Chiariamoci, non era la prima volta che si sposava. Non avrei dovuto sorprendermi così tanto. Ma io credevo che qualcosa fosse cambiato. Credevo avesse capito, ma evidentemente non era così. Ed allora io cosa altro potevo fare se non essere felice per lui?
Sorrisi, poi gli diedi una pacca sulla spalla. Mi invitò ad entrare e mi offrì qualcosa da bere.
«Volentieri» risposi.
Andrès mi conosceva ed anche troppo bene.

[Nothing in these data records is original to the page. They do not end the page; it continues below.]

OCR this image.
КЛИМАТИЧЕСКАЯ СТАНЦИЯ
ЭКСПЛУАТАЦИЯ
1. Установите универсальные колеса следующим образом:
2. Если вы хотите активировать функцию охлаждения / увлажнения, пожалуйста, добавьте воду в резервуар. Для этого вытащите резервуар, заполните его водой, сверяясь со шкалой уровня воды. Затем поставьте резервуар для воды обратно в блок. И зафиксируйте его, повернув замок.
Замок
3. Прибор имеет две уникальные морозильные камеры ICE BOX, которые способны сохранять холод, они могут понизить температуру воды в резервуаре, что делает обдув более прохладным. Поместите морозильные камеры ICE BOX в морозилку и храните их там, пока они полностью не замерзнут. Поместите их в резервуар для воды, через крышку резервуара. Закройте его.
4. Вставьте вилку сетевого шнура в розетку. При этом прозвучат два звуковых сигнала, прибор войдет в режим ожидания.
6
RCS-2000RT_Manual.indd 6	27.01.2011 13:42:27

«Sai, lei mi rende felice.»
Annuii.
«Ma non quanto te» continuò, sorridendo.
Non potevo più aspettare.
«Andrès, cosa c'è tra noi due?»
«Amore, Martìn.»
Nel momento in cui pronunciò quelle parole mi alzai di scatto, lo sguardo fisso su di lui.
«Ma non è l'amore di cui tu hai bisogno» fece una pausa di qualche secondo, poi continuò
«Nè quello di cui ho bisogno io.»
Lo lasciai andare avanti, ma non aggiunse più nulla.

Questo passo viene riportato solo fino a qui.